Defendant’s motion to dismiss the complaint (Dkt. # 4) is granted, and the complaint is dismissed.

IT IS SO ORDERED.

. While plaintiff’s handwriting is not always easy to read, it seems that the defendant’s surname may be Dandrea, but, it appears in the record as Dondrea, and the Court will use that spelling throughout this decision.

. Although the "person of ordinary firmness” inquiry is to be decided under an objective, *671rather than subjective standard, it is also worth noting that plaintiff, who is no stranger to the prison grievance system or the judicial system (as well evidenced by the number of cases he has filed in this Court), was in no way dissuaded or deterred by Dondrea’s actions from filing further grievances.

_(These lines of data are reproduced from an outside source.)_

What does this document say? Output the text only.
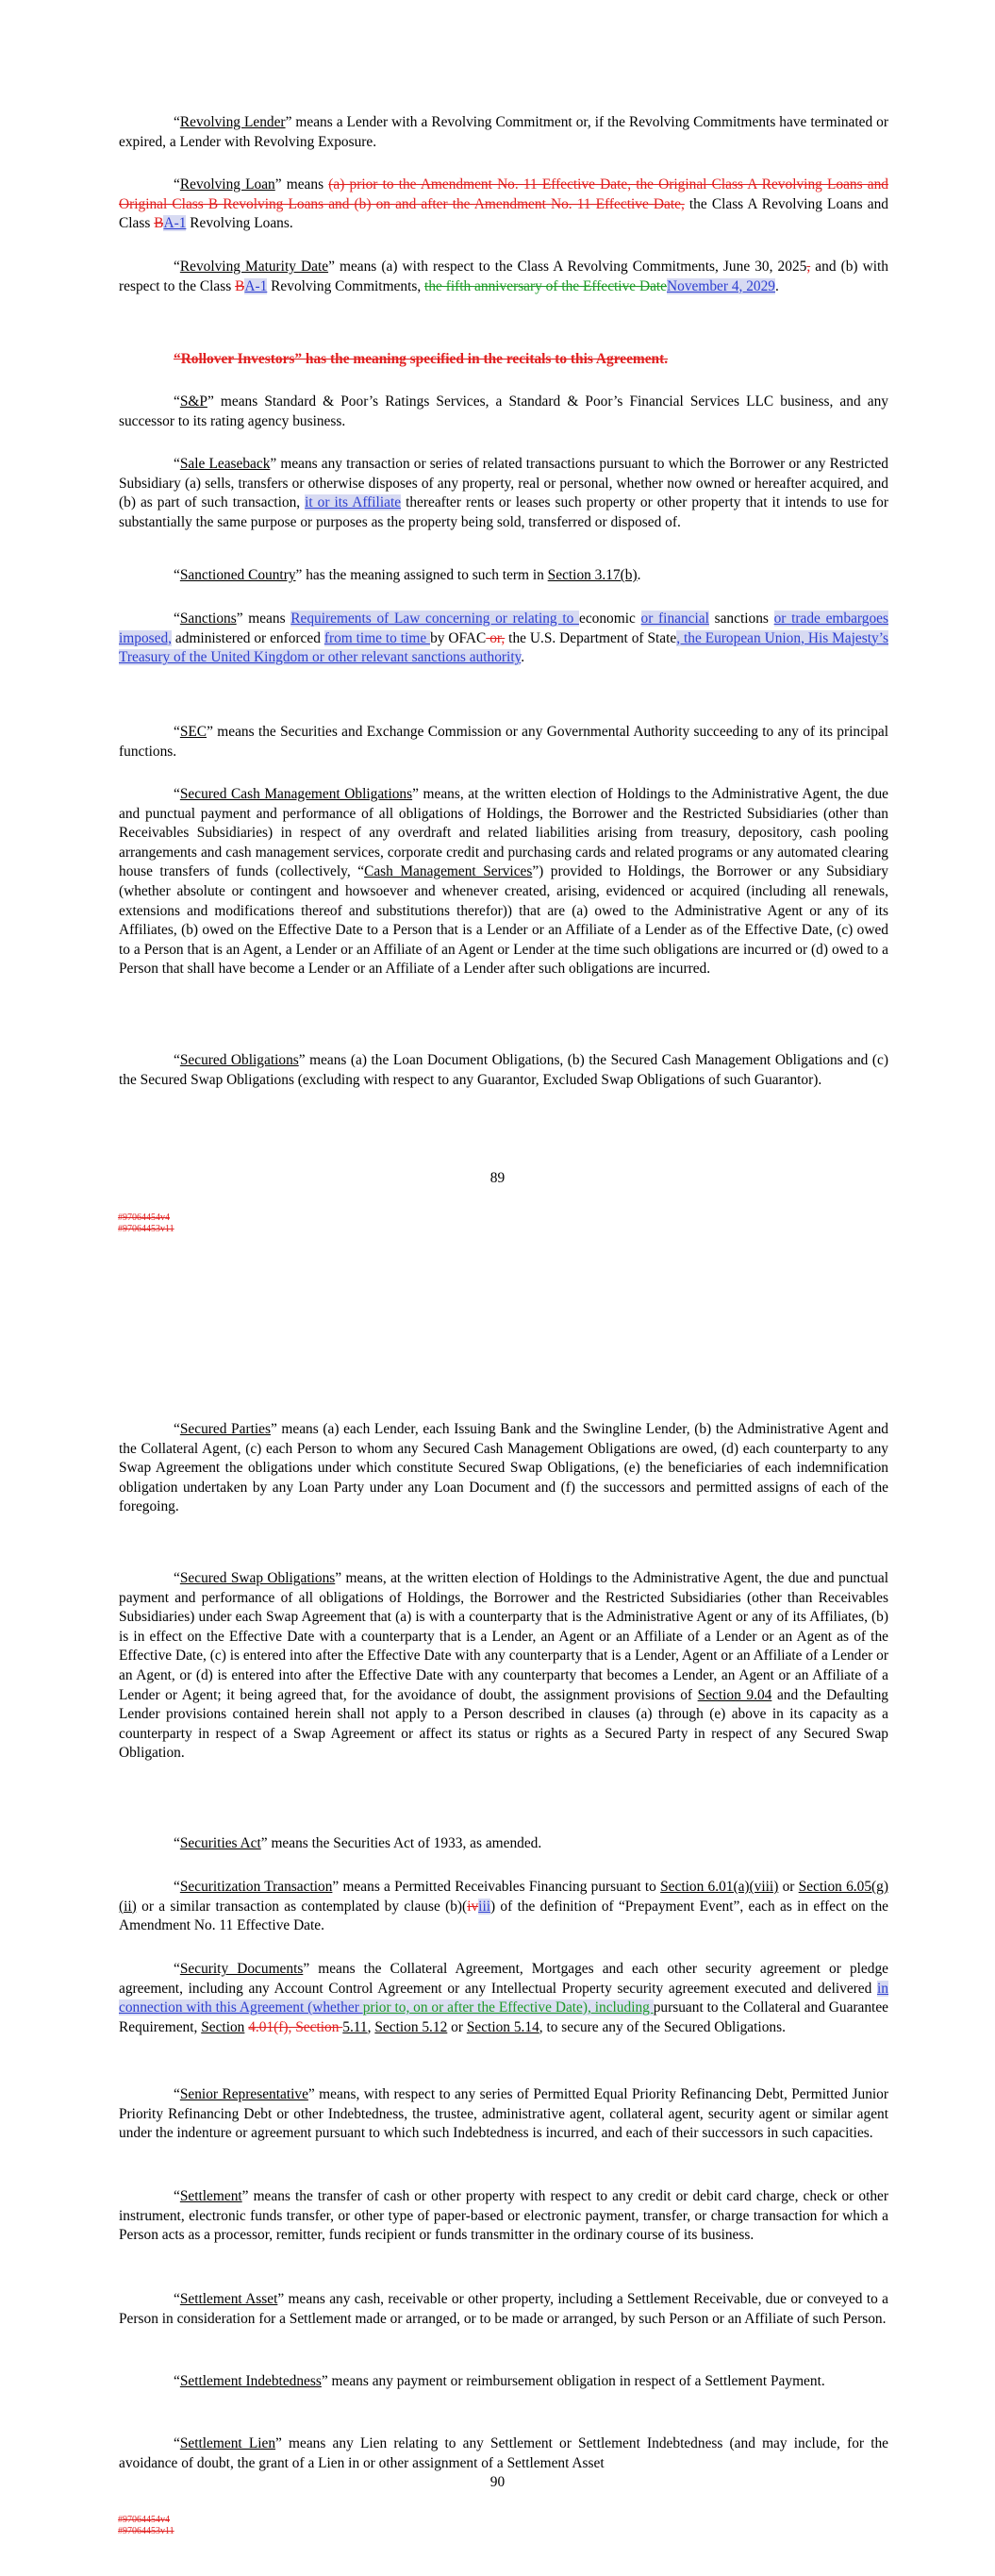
“Revolving Lender” means a Lender with a Revolving Commitment or, if the Revolving Commitments have terminated or expired, a Lender with Revolving Exposure.

“Revolving Loan” means (a) prior to the Amendment No. 11 Effective Date, the Original Class A Revolving Loans and Original Class B Revolving Loans and (b) on and after the Amendment No. 11 Effective Date, the Class A Revolving Loans and Class BA-1 Revolving Loans.

“Revolving Maturity Date” means (a) with respect to the Class A Revolving Commitments, June 30, 2025, and (b) with respect to the Class BA-1 Revolving Commitments, the fifth anniversary of the Effective DateNovember 4, 2029.

“Rollover Investors” has the meaning specified in the recitals to this Agreement.

“S&P” means Standard & Poor’s Ratings Services, a Standard & Poor’s Financial Services LLC business, and any successor to its rating agency business.

“Sale Leaseback” means any transaction or series of related transactions pursuant to which the Borrower or any Restricted Subsidiary (a) sells, transfers or otherwise disposes of any property, real or personal, whether now owned or hereafter acquired, and (b) as part of such transaction, it or its Affiliate thereafter rents or leases such property or other property that it intends to use for substantially the same purpose or purposes as the property being sold, transferred or disposed of.

“Sanctioned Country” has the meaning assigned to such term in Section 3.17(b).

“Sanctions” means Requirements of Law concerning or relating to economic or financial sanctions or trade embargoes imposed, administered or enforced from time to time by OFAC or, the U.S. Department of State, the European Union, His Majesty’s Treasury of the United Kingdom or other relevant sanctions authority.

“SEC” means the Securities and Exchange Commission or any Governmental Authority succeeding to any of its principal functions.

“Secured Cash Management Obligations” means, at the written election of Holdings to the Administrative Agent, the due and punctual payment and performance of all obligations of Holdings, the Borrower and the Restricted Subsidiaries (other than Receivables Subsidiaries) in respect of any overdraft and related liabilities arising from treasury, depository, cash pooling arrangements and cash management services, corporate credit and purchasing cards and related programs or any automated clearing house transfers of funds (collectively, “Cash Management Services”) provided to Holdings, the Borrower or any Subsidiary (whether absolute or contingent and howsoever and whenever created, arising, evidenced or acquired (including all renewals, extensions and modifications thereof and substitutions therefor)) that are (a) owed to the Administrative Agent or any of its Affiliates, (b) owed on the Effective Date to a Person that is a Lender or an Affiliate of a Lender as of the Effective Date, (c) owed to a Person that is an Agent, a Lender or an Affiliate of an Agent or Lender at the time such obligations are incurred or (d) owed to a Person that shall have become a Lender or an Affiliate of a Lender after such obligations are incurred.

“Secured Obligations” means (a) the Loan Document Obligations, (b) the Secured Cash Management Obligations and (c) the Secured Swap Obligations (excluding with respect to any Guarantor, Excluded Swap Obligations of such Guarantor).

89
#97064454v4
#97064453v11

“Secured Parties” means (a) each Lender, each Issuing Bank and the Swingline Lender, (b) the Administrative Agent and the Collateral Agent, (c) each Person to whom any Secured Cash Management Obligations are owed, (d) each counterparty to any Swap Agreement the obligations under which constitute Secured Swap Obligations, (e) the beneficiaries of each indemnification obligation undertaken by any Loan Party under any Loan Document and (f) the successors and permitted assigns of each of the foregoing.

“Secured Swap Obligations” means, at the written election of Holdings to the Administrative Agent, the due and punctual payment and performance of all obligations of Holdings, the Borrower and the Restricted Subsidiaries (other than Receivables Subsidiaries) under each Swap Agreement that (a) is with a counterparty that is the Administrative Agent or any of its Affiliates, (b) is in effect on the Effective Date with a counterparty that is a Lender, an Agent or an Affiliate of a Lender or an Agent as of the Effective Date, (c) is entered into after the Effective Date with any counterparty that is a Lender, Agent or an Affiliate of a Lender or an Agent, or (d) is entered into after the Effective Date with any counterparty that becomes a Lender, an Agent or an Affiliate of a Lender or Agent; it being agreed that, for the avoidance of doubt, the assignment provisions of Section 9.04 and the Defaulting Lender provisions contained herein shall not apply to a Person described in clauses (a) through (e) above in its capacity as a counterparty in respect of a Swap Agreement or affect its status or rights as a Secured Party in respect of any Secured Swap Obligation.

“Securities Act” means the Securities Act of 1933, as amended.

“Securitization Transaction” means a Permitted Receivables Financing pursuant to Section 6.01(a)(viii) or Section 6.05(g)(ii) or a similar transaction as contemplated by clause (b)(iviii) of the definition of “Prepayment Event”, each as in effect on the Amendment No. 11 Effective Date.

“Security Documents” means the Collateral Agreement, Mortgages and each other security agreement or pledge agreement, including any Account Control Agreement or any Intellectual Property security agreement executed and delivered in connection with this Agreement (whether prior to, on or after the Effective Date), including pursuant to the Collateral and Guarantee Requirement, Section 4.01(f), Section 5.11, Section 5.12 or Section 5.14, to secure any of the Secured Obligations.

“Senior Representative” means, with respect to any series of Permitted Equal Priority Refinancing Debt, Permitted Junior Priority Refinancing Debt or other Indebtedness, the trustee, administrative agent, collateral agent, security agent or similar agent under the indenture or agreement pursuant to which such Indebtedness is incurred, and each of their successors in such capacities.

“Settlement” means the transfer of cash or other property with respect to any credit or debit card charge, check or other instrument, electronic funds transfer, or other type of paper-based or electronic payment, transfer, or charge transaction for which a Person acts as a processor, remitter, funds recipient or funds transmitter in the ordinary course of its business.

“Settlement Asset” means any cash, receivable or other property, including a Settlement Receivable, due or conveyed to a Person in consideration for a Settlement made or arranged, or to be made or arranged, by such Person or an Affiliate of such Person.

“Settlement Indebtedness” means any payment or reimbursement obligation in respect of a Settlement Payment.

“Settlement Lien” means any Lien relating to any Settlement or Settlement Indebtedness (and may include, for the avoidance of doubt, the grant of a Lien in or other assignment of a Settlement Asset

90
#97064454v4
#97064453v11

I also note that according to the complaint, Dondrea responded to plaintiff’s later grievance against her, by explaining that she did not refuse to allow him to file a grievance, and that the dispute stemmed from an apparent misunderstanding or disagreement about whether plaintiff should file a new grievance, or supplement his pending grievance. (Dkt # 2 at 7, ¶ 12). For purposes of the motion to dismiss, the Court does not give any credence to those statements, but simply notes that plaintiff does not allege that Dondrea ever said anything indicative of retaliatory intent.